Last week at The Green I think my son’s tantrum encompassed both types of tantrums Sears delineates—both a manipulative one, and one that eventually became one of frustration. When I think back on it, I think I handled it pretty well.  First, I tried to deflect his rage for a lo-ly-pop with a blueberry muffin.  I knew he was hungry. He hadn’t eaten breakfast yet, and he hadn’t eaten much of his dinner the night before. The deflection almost worked.  But the blueberry muffin had coconut in it. “It tastes strange, Mommy.” Upon which the b-line to the loly-pops, my emphatic “No,” followed by his emphatic fit. 

I took him out of the situation. Got him into the car.  I explained that I thought he was hungry and he needed to eat, and would he like some of my bagel? He didn’t want my bagel. He was now crying in earnest- I could tell by the rhythm of it or something, or maybe the tears, that it was no longer an act.  He asked for na-ni, his word for nursing.  “When we get home,” I said. “Na-ni in the car,” he said.
I pulled into the parking lot next door, which was a little more private. I took him out of his car seat and we got into the front passenger seat, and I nursed him for a couple of minutes.  When he was finished, he was like a different person. He was gentle and sweet, with his voice full of music. And he sang his happy voice the whole way home.  So I think my empathetic response was appropriate and effective. 

I also found this useful site on all things parenting, with this page devoted to tantrum management:


Yesterday morning saw marked success in the tantrum management department, I am happy to report.  I was making oatmeal for breakfast. C declared that he wanted pancakes. I have in the  past been more than obliging in the pancake department, but I have become aware that we have a pancake problem. Now that it’s winter, I want us to resume with the yummy fruity oatmeal. He loves oatmeal. It’s just that it’s been so long, he seems to have forgotten. I held the line with my oatmeal plan, and Cayce belted out a few award worthy screams. I didn’t respond. I stated calmly that oatmeal was also yummy and good for us. He hurled his body onto the floor. I said, “I’m not going to respond to that” (as if to remind myself!).  He quickly gave up his efforts, realizing they would be fruitless.

But guess who ate his porridge all up, apples, raisins, and all?

While I haven’t yet read it, another toddler mom has recommend the book 1-2-3 Magic.  

I love it already for the comment on the cover.  It can save my marriage and my sanity?  There I was, thinking I was all alone.

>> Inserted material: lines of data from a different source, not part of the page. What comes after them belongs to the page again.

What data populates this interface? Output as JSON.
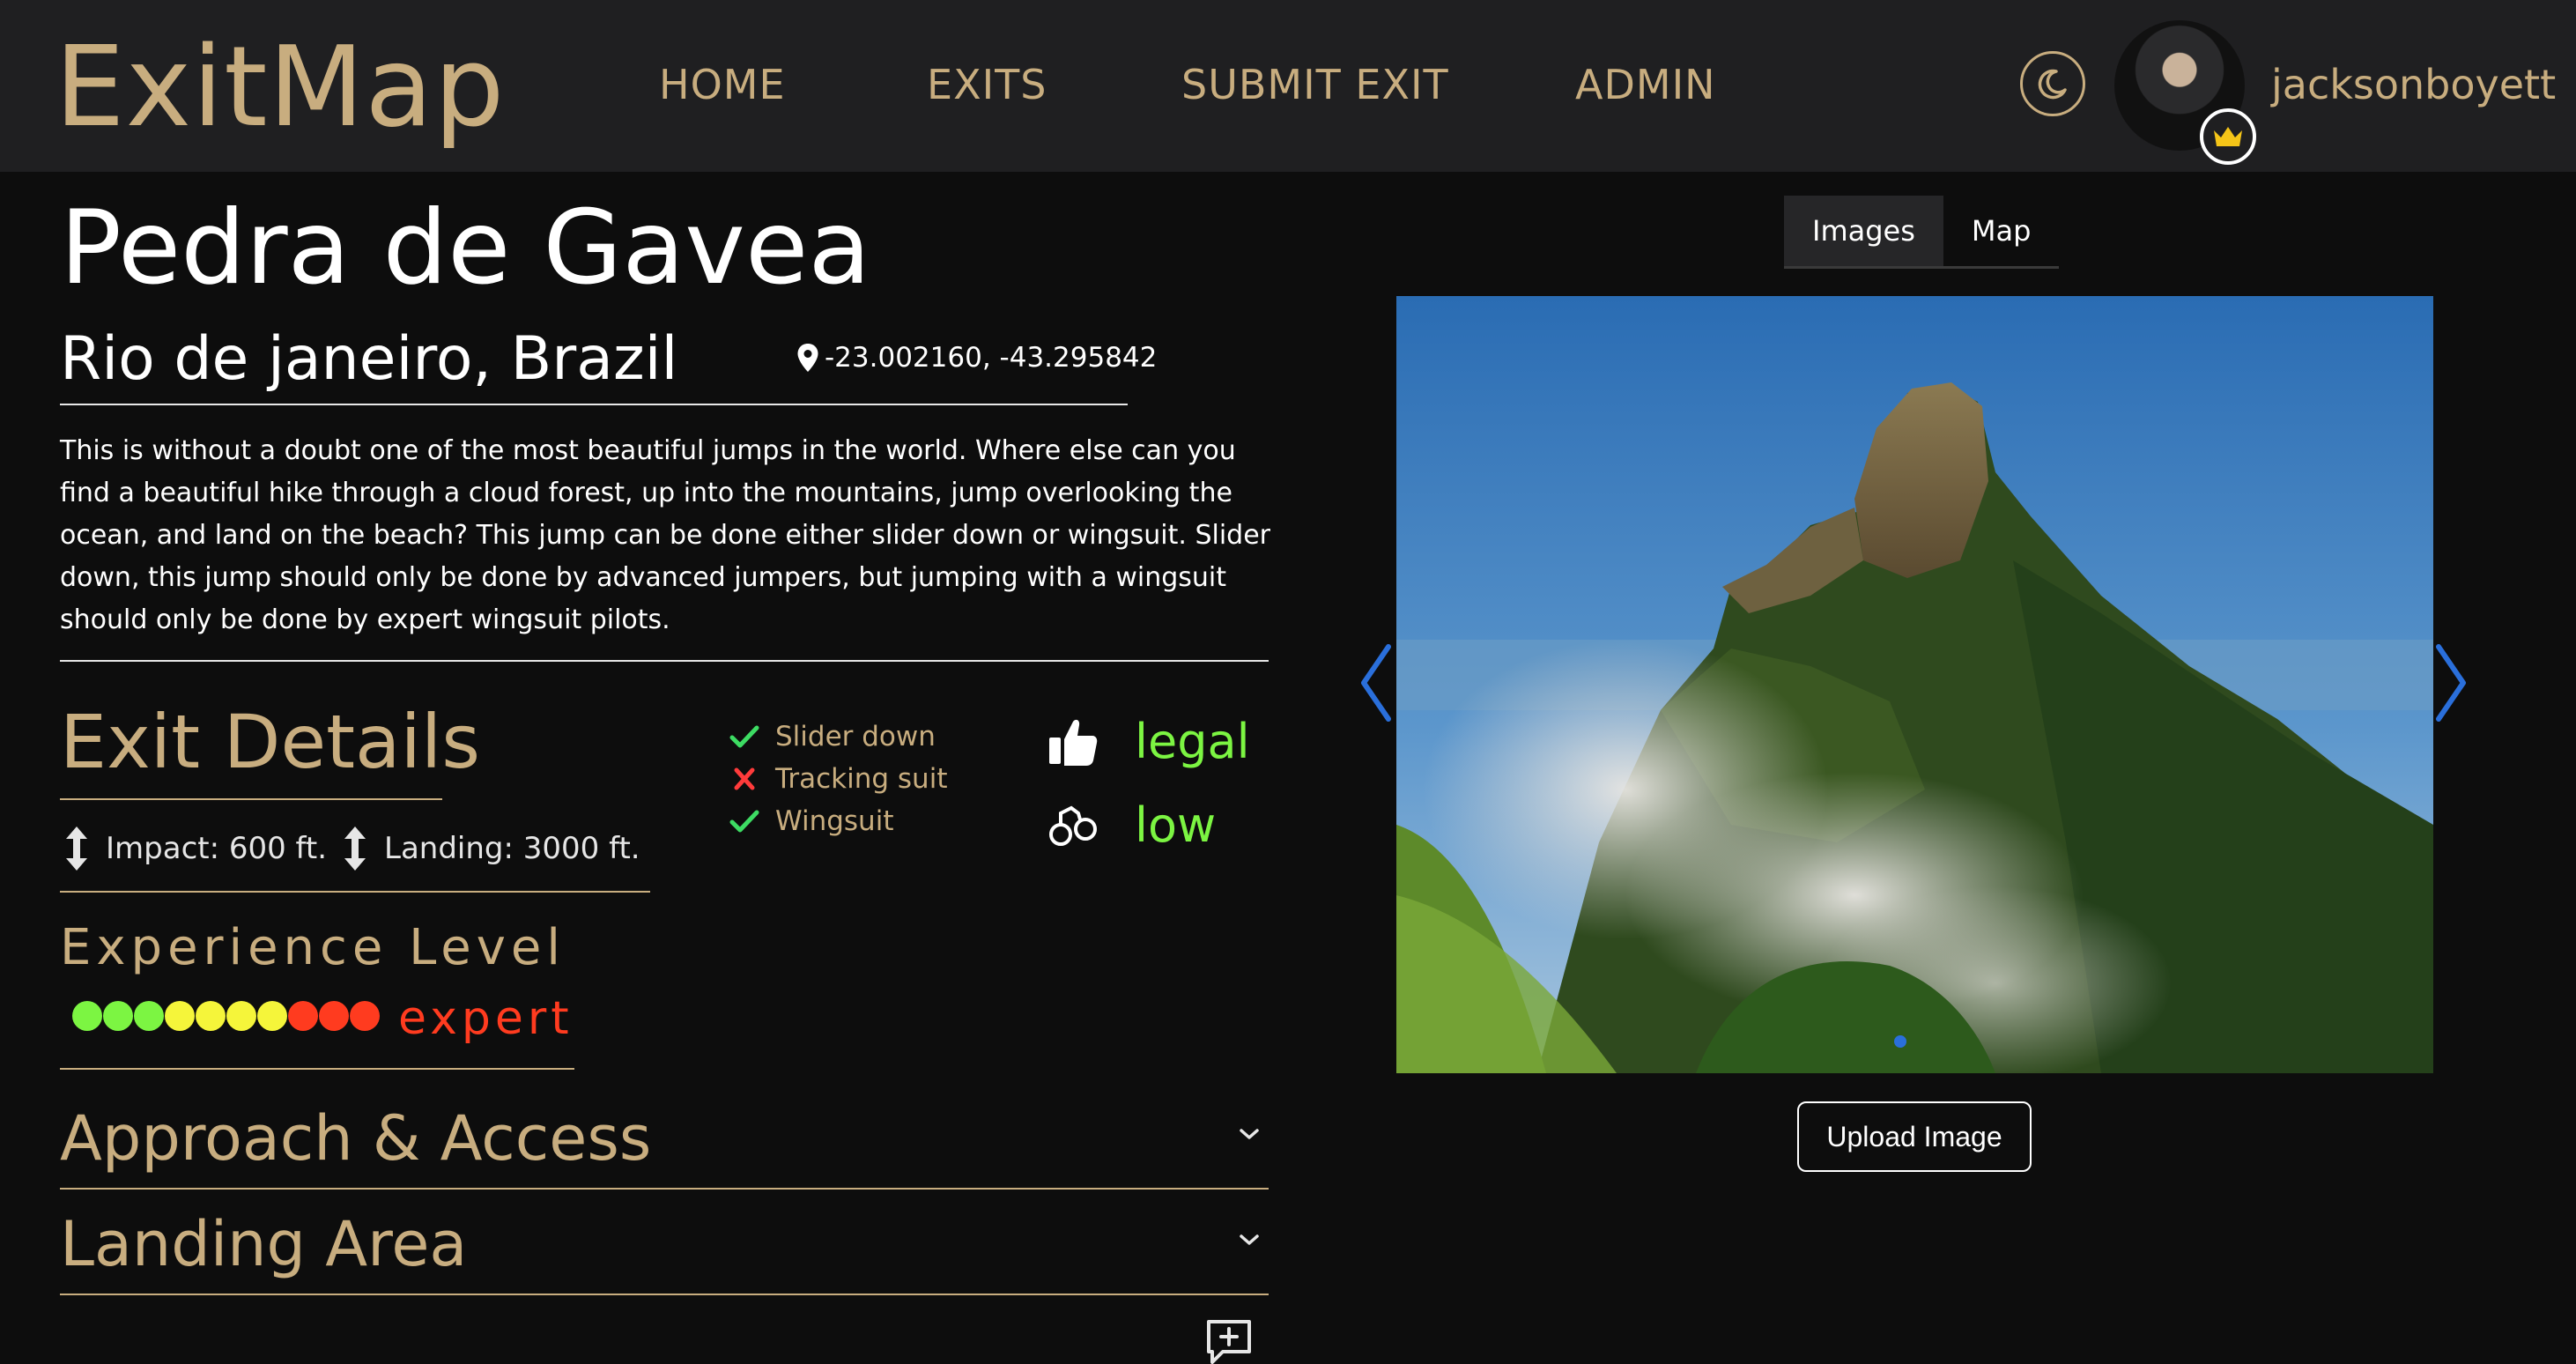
{
  "nav": {
    "brand": "ExitMap",
    "links": [
      "HOME",
      "EXITS",
      "SUBMIT EXIT",
      "ADMIN"
    ],
    "username": "jacksonboyett",
    "theme_icon": "moon-icon",
    "badge_icon": "crown-icon"
  },
  "exit": {
    "name": "Pedra de Gavea",
    "location": "Rio de janeiro, Brazil",
    "coordinates": "-23.002160, -43.295842",
    "description": "This is without a doubt one of the most beautiful jumps in the world. Where else can you find a beautiful hike through a cloud forest, up into the mountains, jump overlooking the ocean, and land on the beach? This jump can be done either slider down or wingsuit. Slider down, this jump should only be done by advanced jumpers, but jumping with a wingsuit should only be done by expert wingsuit pilots."
  },
  "details": {
    "heading": "Exit Details",
    "impact": "Impact: 600 ft.",
    "landing": "Landing: 3000 ft.",
    "jump_types": [
      {
        "label": "Slider down",
        "allowed": true
      },
      {
        "label": "Tracking suit",
        "allowed": false
      },
      {
        "label": "Wingsuit",
        "allowed": true
      }
    ],
    "legality": "legal",
    "bust_risk": "low",
    "experience_heading": "Experience Level",
    "experience_label": "expert",
    "experience_level": 10,
    "experience_max": 10
  },
  "sections": {
    "approach": "Approach & Access",
    "landing_area": "Landing Area"
  },
  "media": {
    "tabs": [
      "Images",
      "Map"
    ],
    "active_tab": "Images",
    "upload_label": "Upload Image",
    "carousel_index": 1
  },
  "colors": {
    "gold": "#c8ad7f",
    "legal_green": "#7cf542",
    "expert_red": "#ff3b1f",
    "carousel_blue": "#2a6fdb"
  }
}
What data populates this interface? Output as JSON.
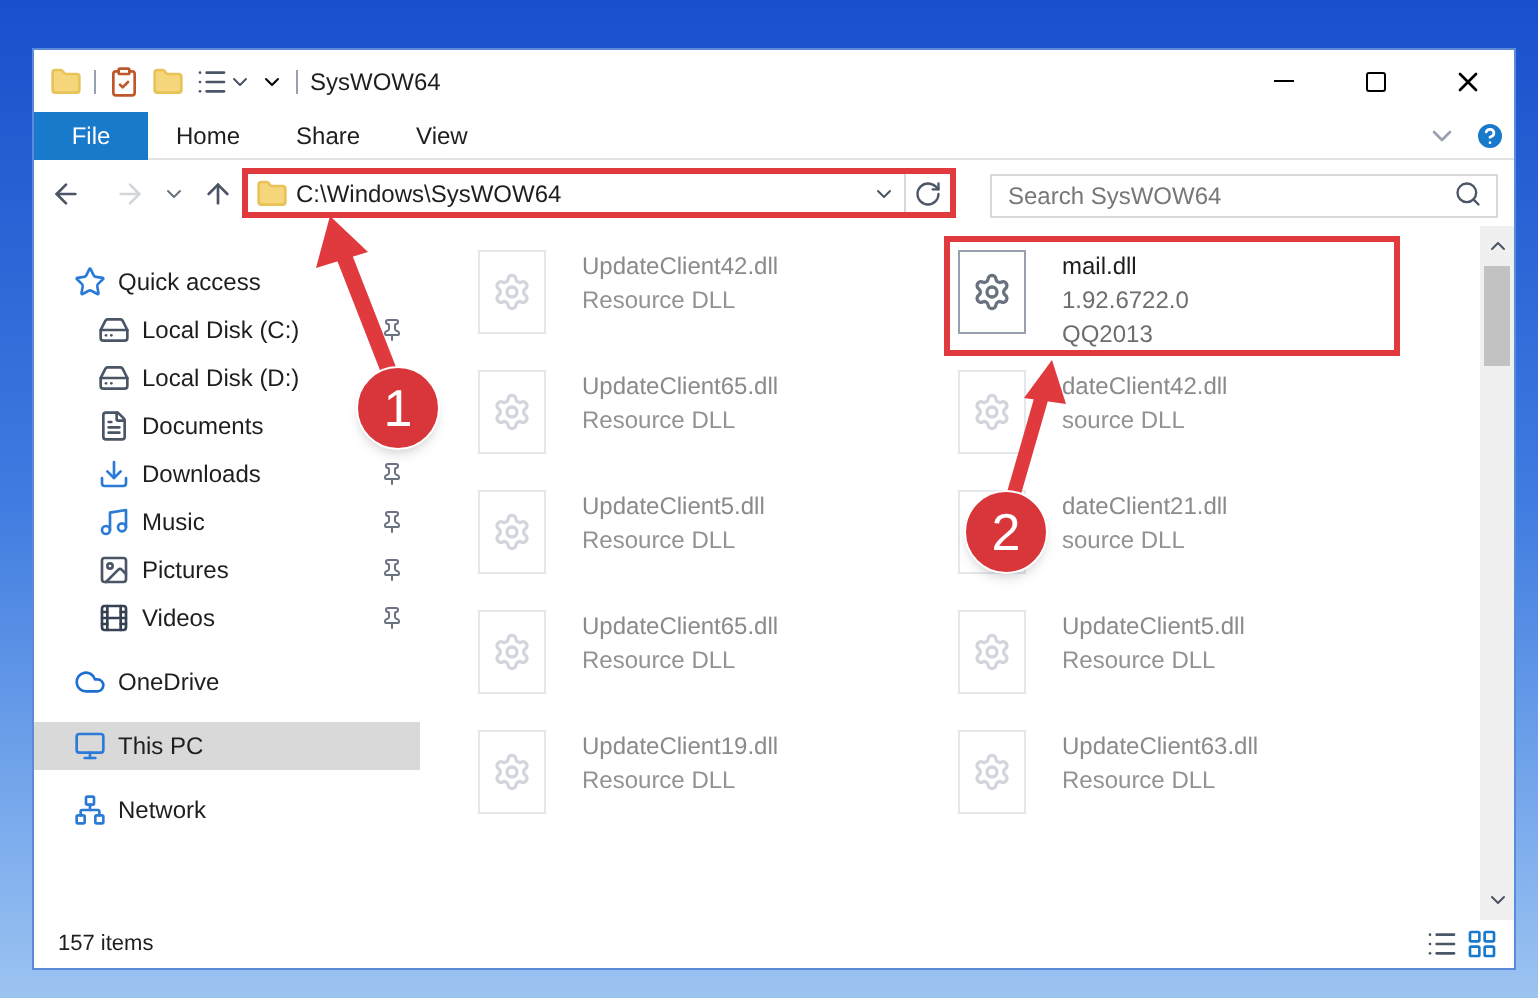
{
  "window": {
    "title": "SysWOW64"
  },
  "ribbon_tabs": [
    {
      "label": "File",
      "kind": "file"
    },
    {
      "label": "Home",
      "kind": "tab"
    },
    {
      "label": "Share",
      "kind": "tab"
    },
    {
      "label": "View",
      "kind": "tab"
    }
  ],
  "address": {
    "path": "C:\\Windows\\SysWOW64",
    "highlighted": true
  },
  "search": {
    "placeholder": "Search SysWOW64"
  },
  "sidebar": {
    "items": [
      {
        "label": "Quick access",
        "kind": "star",
        "selected": false,
        "children": [
          {
            "label": "Local Disk (C:)",
            "kind": "disk",
            "pinned": true,
            "selected": false
          },
          {
            "label": "Local Disk (D:)",
            "kind": "disk",
            "pinned": false,
            "selected": false
          },
          {
            "label": "Documents",
            "kind": "document",
            "pinned": false,
            "selected": false
          },
          {
            "label": "Downloads",
            "kind": "download",
            "pinned": true,
            "selected": false
          },
          {
            "label": "Music",
            "kind": "music",
            "pinned": true,
            "selected": false
          },
          {
            "label": "Pictures",
            "kind": "pictures",
            "pinned": true,
            "selected": false
          },
          {
            "label": "Videos",
            "kind": "videos",
            "pinned": true,
            "selected": false
          }
        ]
      },
      {
        "label": "OneDrive",
        "kind": "cloud",
        "selected": false
      },
      {
        "label": "This PC",
        "kind": "pc",
        "selected": true
      },
      {
        "label": "Network",
        "kind": "network",
        "selected": false
      }
    ]
  },
  "files": [
    {
      "name": "UpdateClient42.dll",
      "details": [
        "Resource DLL"
      ],
      "blurred": true,
      "highlighted": false
    },
    {
      "name": "mail.dll",
      "details": [
        "1.92.6722.0",
        "QQ2013"
      ],
      "blurred": false,
      "highlighted": true
    },
    {
      "name": "UpdateClient65.dll",
      "details": [
        "Resource DLL"
      ],
      "blurred": true,
      "highlighted": false
    },
    {
      "name": "dateClient42.dll",
      "details": [
        "source DLL"
      ],
      "blurred": true,
      "highlighted": false
    },
    {
      "name": "UpdateClient5.dll",
      "details": [
        "Resource DLL"
      ],
      "blurred": true,
      "highlighted": false
    },
    {
      "name": "dateClient21.dll",
      "details": [
        "source DLL"
      ],
      "blurred": true,
      "highlighted": false
    },
    {
      "name": "UpdateClient65.dll",
      "details": [
        "Resource DLL"
      ],
      "blurred": true,
      "highlighted": false
    },
    {
      "name": "UpdateClient5.dll",
      "details": [
        "Resource DLL"
      ],
      "blurred": true,
      "highlighted": false
    },
    {
      "name": "UpdateClient19.dll",
      "details": [
        "Resource DLL"
      ],
      "blurred": true,
      "highlighted": false
    },
    {
      "name": "UpdateClient63.dll",
      "details": [
        "Resource DLL"
      ],
      "blurred": true,
      "highlighted": false
    }
  ],
  "status_bar": {
    "item_count": "157 items"
  },
  "annotations": [
    {
      "label": "1"
    },
    {
      "label": "2"
    }
  ]
}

Thank god there is help! Ways to navigate this often joyous and sometimes somewhat wild and savage terrain called parenthood.

And if you happen to live in Nantucket, check out the real live resources at the Early Childhood Center.  They have people on hand to help. They do not bite. They are parents who have been there.  We all have, haven’t we?


Rachel Dowling's picture

Just as a disclaimer, I exaggerate my reactions to spilled milk for effect.  But there is no doubt that I have at times overreacted to Dennis the Menace milk spilling antics.  Bob Marley to the rescue: For every action, there is a reaction.